Ceisteanna (163, 164)

Michael Creed

Ceist:

163. Deputy Michael Creed asked the Minister for the Environment, Community and Local Government the criteria being used by his Department when determining which unfinished estates are to be demolished; the consent required by his Department from the various stakeholders including local authorities, financial institutions, tenants and property owners when considering demolition; and if he will make a statement on the matter. [15495/14]

Amharc ar fhreagra

Michael Creed

Ceist:

164. Deputy Michael Creed asked the Minister for the Environment, Community and Local Government the number of unfinished estates that are to be demolished in 2014; the way these estates were selected; and if he will make a statement on the matter. [15496/14]

Amharc ar fhreagra

Freagraí scríofa (Ceist ar Environment)

I propose to take Questions Nos. 163 and 164 together.

In Resolving Unfinished Housing Developments Annual Progress Report on Actions to Address Unfinished Housing Developments which was published in November 2013, and which is available on the website of the Housing Agency, http://www.housing.ie/Our-Services/Unfinished-Housing-Developments, it is apparent that there is a cohort of, mainly unoccupied, housing developments that do not appear to have long term prospects for resolution because they are in weak market areas, poorly configured and in a state of deterioration which the bond will not cover.

The National Co-ordination Committee on Unfinished Housing Developments, which I chair, established a Technical Group to oversee the development of a strategy for residual developments and, acknowledging that these sites are privately owned, to work with stakeholders who own and / or manage the sites.

Financial institutions have indicated that around 40 developments or parts of developments are currently likely to be returned to greenfield condition. However, this figure may vary over time as the financial institutions assess each loan on a case-by-case basis and decide an appropriate course of action. For client confidentiality reasons the locations of the developments considered at this stage most likely to be candidates for clearance cannot be disclosed.
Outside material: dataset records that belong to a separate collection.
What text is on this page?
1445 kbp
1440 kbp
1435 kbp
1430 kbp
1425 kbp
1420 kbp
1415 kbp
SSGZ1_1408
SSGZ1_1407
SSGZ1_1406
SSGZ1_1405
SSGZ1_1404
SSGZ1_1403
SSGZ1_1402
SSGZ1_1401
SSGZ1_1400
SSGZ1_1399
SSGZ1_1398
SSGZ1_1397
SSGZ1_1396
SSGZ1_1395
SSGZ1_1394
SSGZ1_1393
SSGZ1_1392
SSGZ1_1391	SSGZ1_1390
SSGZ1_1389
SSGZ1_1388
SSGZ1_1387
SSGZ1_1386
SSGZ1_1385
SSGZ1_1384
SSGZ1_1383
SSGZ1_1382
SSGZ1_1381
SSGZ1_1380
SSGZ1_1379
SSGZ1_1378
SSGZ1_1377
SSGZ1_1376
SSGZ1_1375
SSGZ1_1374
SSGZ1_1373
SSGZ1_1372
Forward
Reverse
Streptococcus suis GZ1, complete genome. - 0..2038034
Unless there are compelling reasons, primarily relating to public safety, the decision to clear all or part of an unfinished housing development is a matter for the owner/developer or funder acting in possession, usually acting through a receiver, and in the context of implementing a site resolution plan agreed with the l local a authority. Therefore, clearance is an intrinsic part of the asset management and disposal process by owners/developers/funders and will not normally require State intervention or funding.

The National Co-ordination Committee will continue to liaise with key stakeholders in monitoring progress in this area, including opportunities to address this cohort of developments through the normal resolution process where possible.